Confessions of a Comic Book Guy is a weekly column by Steve Bennett of Super-Fly Comics and Games in Yellow Springs, Ohio. This week, columnist Steve Bennett discusses the history of the X-Men’s Krakoan Age as well as the Marvel mutants’ change in cultural perspective.
When it comes to boiling down the appeal of a major franchise down to my three simple sentences, “This Is Who They Are, This Is What They Do, This Is What They’re For” (see “Confessions Of A Comic Book Guy — Reaching For Relevance”), you can’t get much easier than X-Men. They’ve always put their mission statement right up front; “Feared and hated by a world they have sworn to protect”. Though that axiom was rudely ejected from the property in 2019 when author Jonathan Hickman jumpstarted the whole Krakoa Era.
As you all already undoubtedly know, this was when Professor X decided his vision of harmonious human-mutant coexistence was a bunch of silly nonsense and the “good” and “evil” mutants finally got on the same page. Together they created their own nation/state on the living island (which to me will always sound a little goofy, given I’m so old I remember Living Island as being the setting of the 1969 kids show H.R. Puffinstuff first hand) of Krakoa. They first appeared in 1975’s Giant-Size X-Men #1, the same comic that gave us Len Wein and Dave Cockrum’s New X-Men.
I’ve been following the Krakoa Era since its inception (see “Confessions Of A Comic Book Guy — Time For A Rethink”), and I’m always in favor of something I’ve never seen before and certainly, both House of X and Powers of X qualified as that. And, I’ve genuinely enjoyed most of the ancillary X-titles (Marauders, Cable, Hellions).
That being said, the Krakoa Era is more of an elaborate sci-fi/fantasy epic than an actual X-Men comic. As fine as some of the ideas have been, ultimately it comes across as an empty intellectual exercise that’s almost entirely lacking in what the kids call “The Feels”. I hadn’t planned on writing anything about them because, you know, that’s just my opinion, until I read a CBR piece where Wolverine and X-Force writer Benjamin Percy compared “current titles to BLM, Me Too movements”.
Percy said that. “What you see with [the storylines] Dawn of X and Reign of X is that it’s reflective of larger cultural shifts going on right now,” And “…whether it’s Black Lives Matter or Me Too, a lot of people are standing up and saying, ‘That’s enough.'”

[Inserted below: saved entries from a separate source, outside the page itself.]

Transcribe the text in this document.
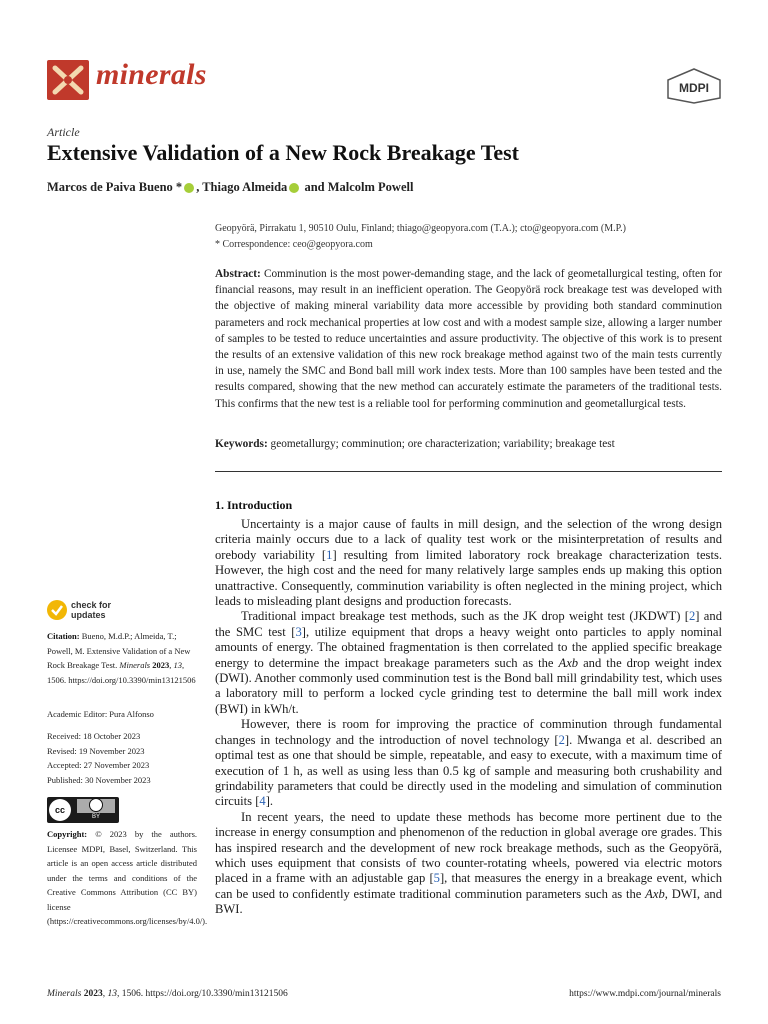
minerals	MDPI
Article
Extensive Validation of a New Rock Breakage Test
Marcos de Paiva Bueno * , Thiago Almeida and Malcolm Powell
Geopyörä, Pirrakatu 1, 90510 Oulu, Finland; thiago@geopyora.com (T.A.); cto@geopyora.com (M.P.)
* Correspondence: ceo@geopyora.com
Abstract: Comminution is the most power-demanding stage, and the lack of geometallurgical testing, often for financial reasons, may result in an inefficient operation. The Geopyörä rock breakage test was developed with the objective of making mineral variability data more accessible by providing both standard comminution parameters and rock mechanical properties at low cost and with a modest sample size, allowing a larger number of samples to be tested to reduce uncertainties and assure productivity. The objective of this work is to present the results of an extensive validation of this new rock breakage method against two of the main tests currently in use, namely the SMC and Bond ball mill work index tests. More than 100 samples have been tested and the results compared, showing that the new method can accurately estimate the parameters of the traditional tests. This confirms that the new test is a reliable tool for performing comminution and geometallurgical tests.
Keywords: geometallurgy; comminution; ore characterization; variability; breakage test
1. Introduction

Uncertainty is a major cause of faults in mill design, and the selection of the wrong design criteria mainly occurs due to a lack of quality test work or the misinterpretation of results and orebody variability [1] resulting from limited laboratory rock breakage characterization tests. However, the high cost and the need for many relatively large samples ends up making this option unattractive. Consequently, comminution variability is often neglected in the mining project, which leads to misleading plant designs and production forecasts.

Traditional impact breakage test methods, such as the JK drop weight test (JKDWT) [2] and the SMC test [3], utilize equipment that drops a heavy weight onto particles to apply nominal amounts of energy. The obtained fragmentation is then correlated to the applied specific breakage energy to determine the impact breakage parameters such as the Axb and the drop weight index (DWI). Another commonly used comminution test is the Bond ball mill grindability test, which uses a laboratory mill to perform a locked cycle grinding test to determine the ball mill work index (BWI) in kWh/t.

However, there is room for improving the practice of comminution through fundamental changes in technology and the introduction of novel technology [2]. Mwanga et al. described an optimal test as one that should be simple, repeatable, and easy to execute, with a maximum time of execution of 1 h, as well as using less than 0.5 kg of sample and measuring both crushability and grindability parameters that could be directly used in the modeling and simulation of comminution circuits [4].

In recent years, the need to update these methods has become more pertinent due to the increase in energy consumption and phenomenon of the reduction in global average ore grades. This has inspired research and the development of new rock breakage methods, such as the Geopyörä, which uses equipment that consists of two counter-rotating wheels, powered via electric motors placed in a frame with an adjustable gap [5], that measures the energy in a breakage event, which can be used to confidently estimate traditional comminution parameters such as the Axb, DWI, and BWI.

check for
updates
Citation: Bueno, M.d.P.; Almeida, T.; Powell, M. Extensive Validation of a New Rock Breakage Test. Minerals 2023, 13, 1506. https://doi.org/10.3390/min13121506
Academic Editor: Pura Alfonso
Received: 18 October 2023
Revised: 19 November 2023
Accepted: 27 November 2023
Published: 30 November 2023
cc
BY
Copyright: © 2023 by the authors. Licensee MDPI, Basel, Switzerland. This article is an open access article distributed under the terms and conditions of the Creative Commons Attribution (CC BY) license (https://creativecommons.org/licenses/by/4.0/).
Minerals 2023, 13, 1506. https://doi.org/10.3390/min13121506	https://www.mdpi.com/journal/minerals
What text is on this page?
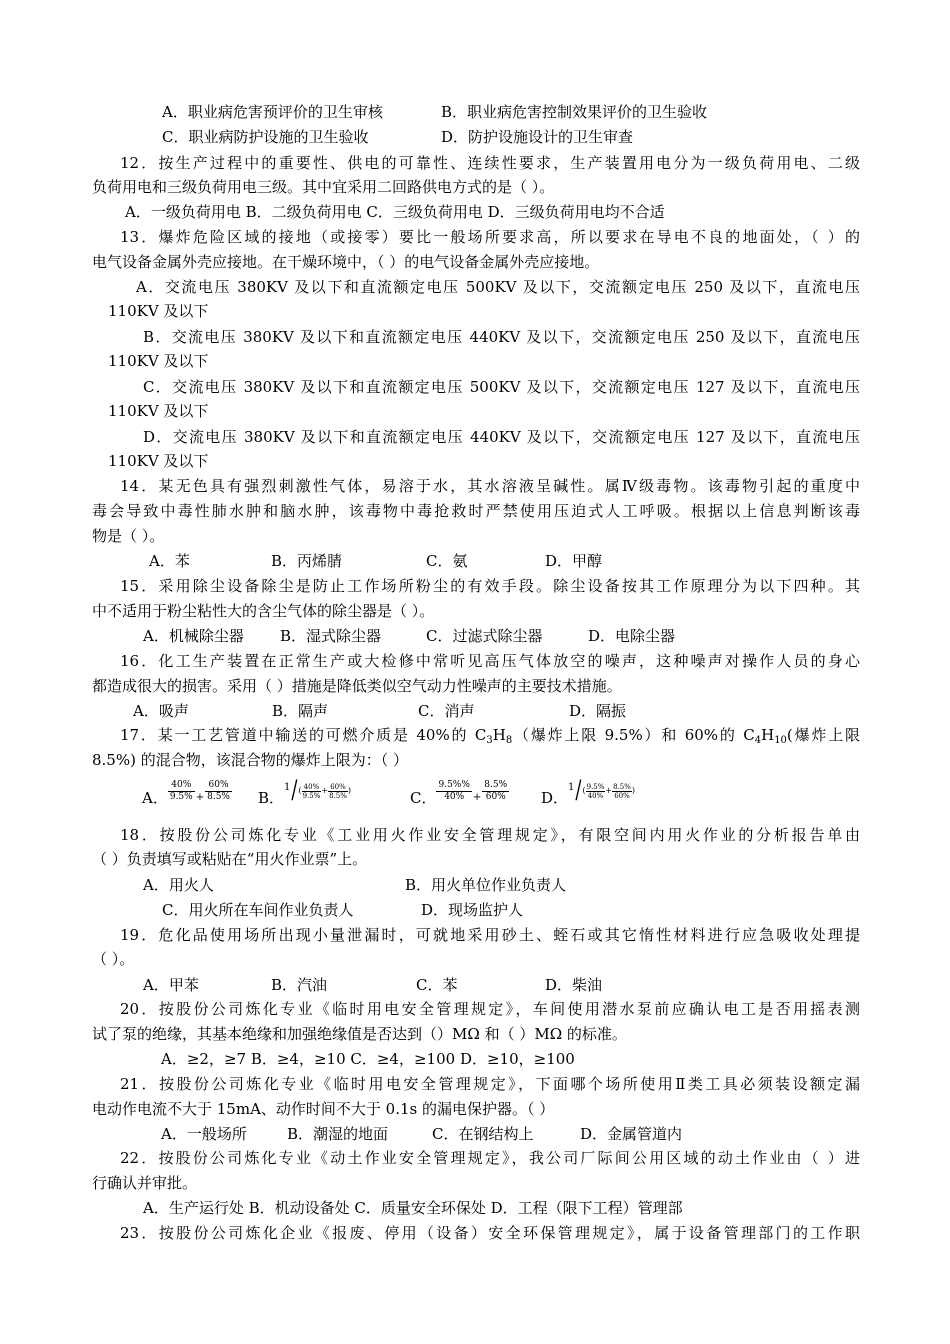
A．职业病危害预评价的卫生审核	B．职业病危害控制效果评价的卫生验收
C．职业病防护设施的卫生验收	D．防护设施设计的卫生审查
12．按生产过程中的重要性、供电的可靠性、连续性要求，生产装置用电分为一级负荷用电、二级
负荷用电和三级负荷用电三级。其中宜采用二回路供电方式的是（ ）。
A．一级负荷用电 B．二级负荷用电 C．三级负荷用电 D．三级负荷用电均不合适
13．爆炸危险区域的接地（或接零）要比一般场所要求高，所以要求在导电不良的地面处，（ ）的
电气设备金属外壳应接地。在干燥环境中，（ ）的电气设备金属外壳应接地。
A．交流电压 380KV 及以下和直流额定电压 500KV 及以下，交流额定电压 250 及以下，直流电压
110KV 及以下
B．交流电压 380KV 及以下和直流额定电压 440KV 及以下，交流额定电压 250 及以下，直流电压
110KV 及以下
C．交流电压 380KV 及以下和直流额定电压 500KV 及以下，交流额定电压 127 及以下，直流电压
110KV 及以下
D．交流电压 380KV 及以下和直流额定电压 440KV 及以下，交流额定电压 127 及以下，直流电压
110KV 及以下
14．某无色具有强烈刺激性气体，易溶于水，其水溶液呈碱性。属Ⅳ级毒物。该毒物引起的重度中
毒会导致中毒性肺水肿和脑水肿，该毒物中毒抢救时严禁使用压迫式人工呼吸。根据以上信息判断该毒
物是（ ）。
A．苯	B．丙烯腈	C．氨	D．甲醇
15．采用除尘设备除尘是防止工作场所粉尘的有效手段。除尘设备按其工作原理分为以下四种。其
中不适用于粉尘粘性大的含尘气体的除尘器是（ ）。
A．机械除尘器 B．湿式除尘器	C．过滤式除尘器	D．电除尘器
16．化工生产装置在正常生产或大检修中常听见高压气体放空的噪声，这种噪声对操作人员的身心
都造成很大的损害。采用（ ）措施是降低类似空气动力性噪声的主要技术措施。
A．吸声	B．隔声	C．消声	D．隔振
17．某一工艺管道中输送的可燃介质是 40%的 $C_3H_8$（爆炸上限 9.5%）和 60%的 $C_4H_{10}$(爆炸上限
8.5%) 的混合物，该混合物的爆炸上限为：（ ）
A． $\frac{40\%}{9.5\%} + \frac{60\%}{8.5\%}$ B．$1/( \frac{40\%}{9.5\%} + \frac{60\%}{8.5\%}$ )	C． $\frac{9.5\%\%}{40\%} + \frac{8.5\%}{60\%}$ D．$1/( \frac{9.5\%}{40\%} + \frac{8.5\%}{60\%}$ )
18．按股份公司炼化专业《工业用火作业安全管理规定》，有限空间内用火作业的分析报告单由
（ ）负责填写或粘贴在“用火作业票”上。
A．用火人	B．用火单位作业负责人
C．用火所在车间作业负责人	D．现场监护人
19．危化品使用场所出现小量泄漏时，可就地采用砂土、蛭石或其它惰性材料进行应急吸收处理提
（ ）。
A．甲苯	B．汽油	C．苯	D．柴油
20．按股份公司炼化专业《临时用电安全管理规定》，车间使用潜水泵前应确认电工是否用摇表测
试了泵的绝缘，其基本绝缘和加强绝缘值是否达到（）MΩ 和（ ）MΩ 的标准。
A．≥2，≥7 B．≥4，≥10 C．≥4，≥100 D．≥10，≥100
21．按股份公司炼化专业《临时用电安全管理规定》，下面哪个场所使用Ⅱ类工具必须装设额定漏
电动作电流不大于 15mA、动作时间不大于 0.1s 的漏电保护器。（ ）
A．一般场所	B．潮湿的地面	C．在钢结构上	D．金属管道内
22．按股份公司炼化专业《动土作业安全管理规定》，我公司厂际间公用区域的动土作业由（ ）进
行确认并审批。
A．生产运行处 B．机动设备处 C．质量安全环保处 D．工程（限下工程）管理部
23．按股份公司炼化企业《报废、停用（设备）安全环保管理规定》，属于设备管理部门的工作职
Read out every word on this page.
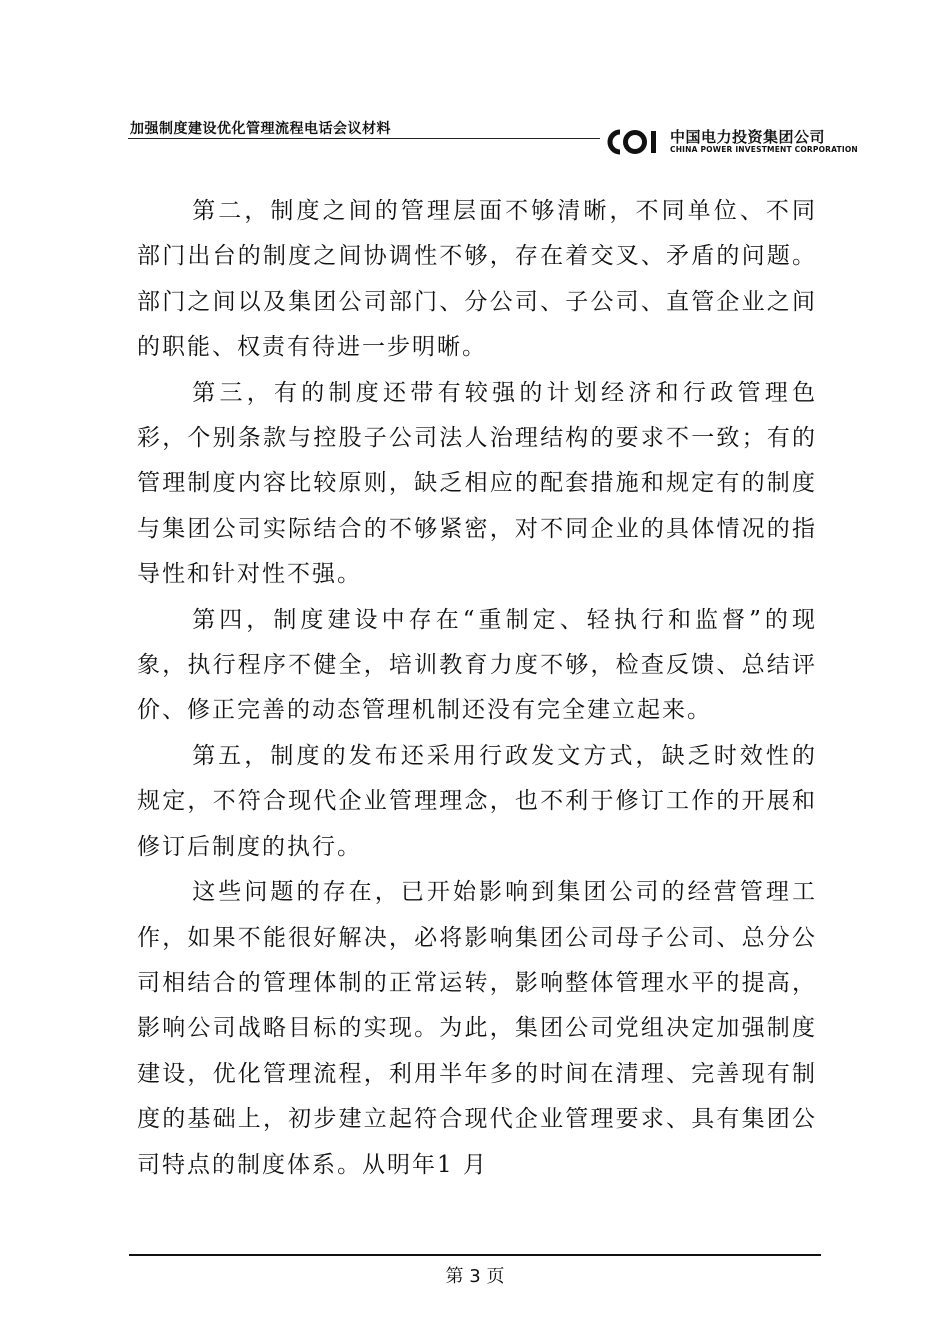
加强制度建设优化管理流程电话会议材料	中国电力投资集团公司
CHINA POWER INVESTMENT CORPORATION

第二，制度之间的管理层面不够清晰，不同单位、不同部门出台的制度之间协调性不够，存在着交叉、矛盾的问题。部门之间以及集团公司部门、分公司、子公司、直管企业之间的职能、权责有待进一步明晰。

第三，有的制度还带有较强的计划经济和行政管理色彩，个别条款与控股子公司法人治理结构的要求不一致；有的管理制度内容比较原则，缺乏相应的配套措施和规定有的制度与集团公司实际结合的不够紧密，对不同企业的具体情况的指导性和针对性不强。

第四，制度建设中存在“重制定、轻执行和监督”的现象，执行程序不健全，培训教育力度不够，检查反馈、总结评价、修正完善的动态管理机制还没有完全建立起来。

第五，制度的发布还采用行政发文方式，缺乏时效性的规定，不符合现代企业管理理念，也不利于修订工作的开展和修订后制度的执行。

这些问题的存在，已开始影响到集团公司的经营管理工作，如果不能很好解决，必将影响集团公司母子公司、总分公司相结合的管理体制的正常运转，影响整体管理水平的提高，影响公司战略目标的实现。为此，集团公司党组决定加强制度建设，优化管理流程，利用半年多的时间在清理、完善现有制度的基础上，初步建立起符合现代企业管理要求、具有集团公司特点的制度体系。从明年1 月

第 3 页
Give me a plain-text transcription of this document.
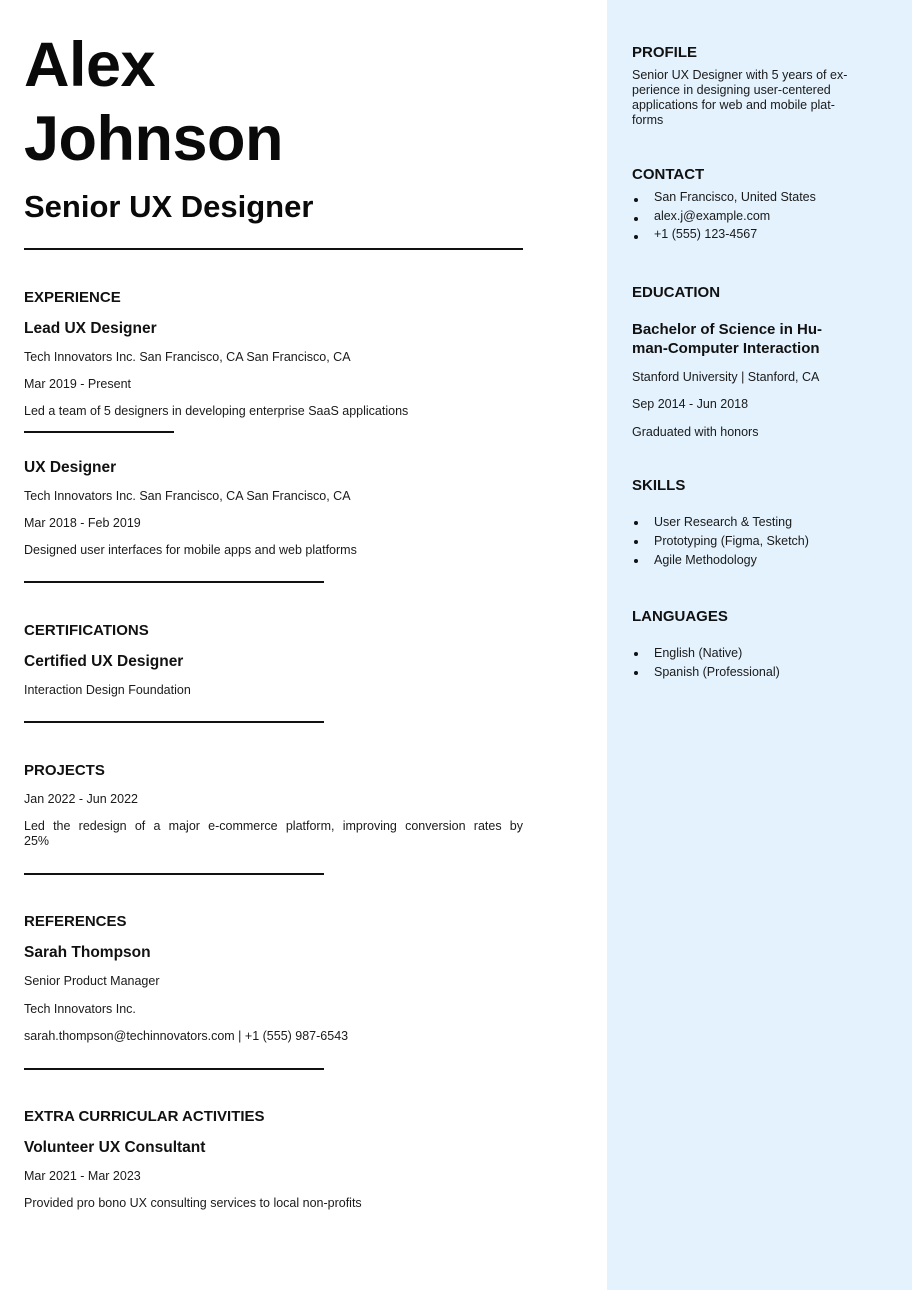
Alex
Johnson
Senior UX Designer
EXPERIENCE
Lead UX Designer

Tech Innovators Inc. San Francisco, CA San Francisco, CA

Mar 2019 - Present

Led a team of 5 designers in developing enterprise SaaS applications

UX Designer

Tech Innovators Inc. San Francisco, CA San Francisco, CA

Mar 2018 - Feb 2019

Designed user interfaces for mobile apps and web platforms

CERTIFICATIONS
Certified UX Designer

Interaction Design Foundation

PROJECTS

Jan 2022 - Jun 2022

Led the redesign of a major e-commerce platform, improving conversion rates by

25%

REFERENCES
Sarah Thompson

Senior Product Manager

Tech Innovators Inc.

sarah.thompson@techinnovators.com | +1 (555) 987-6543

EXTRA CURRICULAR ACTIVITIES
Volunteer UX Consultant

Mar 2021 - Mar 2023

Provided pro bono UX consulting services to local non-profits

PROFILE

Senior UX Designer with 5 years of ex-

perience in designing user-centered

applications for web and mobile plat-

forms

CONTACT

San Francisco, United States

alex.j@example.com

+1 (555) 123-4567

EDUCATION
Bachelor of Science in Hu-
man-Computer Interaction

Stanford University | Stanford, CA

Sep 2014 - Jun 2018

Graduated with honors

SKILLS

User Research & Testing

Prototyping (Figma, Sketch)

Agile Methodology

LANGUAGES

English (Native)

Spanish (Professional)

The thing is (once again this is just my opinion) it is not remotely accurate. Yes, the X-Men have traditionally been an allegory for civil rights, until recently.
Other groups fighting for tolerance and acceptance generally don’t have the option of retreating to their own desert island. And, since 2019, Marvel’s mutants have been arrogant separatist supremacists perfectly happy to openly demonize and bully humans. In a 2017 video published by Marvel, X-Men co-creator Stan Lee said, “Those stories have room for everyone, regardless of their race, gender, religion, or color of their skin,” and the “…only things we don’t have room for are hatred, intolerance, and bigotry.”
Although Hickman will be leaving X-Men in September, Marvel will launch his last work on X-Men (for now), a mini-series titled Inferno (see “‘Inferno’“). Supposedly the Krakoa Era will continue for the next several years, which is okay with me. So far, it’s been interesting, it’s hard to argue with success, and X-Men is still one of the most successful comics being published. But, I do wish Hickman and company had done a better job of reading the room; when the entire world seems to be hopelessly divided it’s a little hard to take a comic whose major theme is “Division Is Great!” and one group constantly telling another group “We’re Better Than You!”
I just wish there was still even a little of what the X-Men is supposed to stand for in these comics, and maybe just a soupcon of human (make that mutant) feeling.
The opinions expressed in this column are solely those of the writer, and do not necessarily reflect the views of the editorial staff of ICv2.com.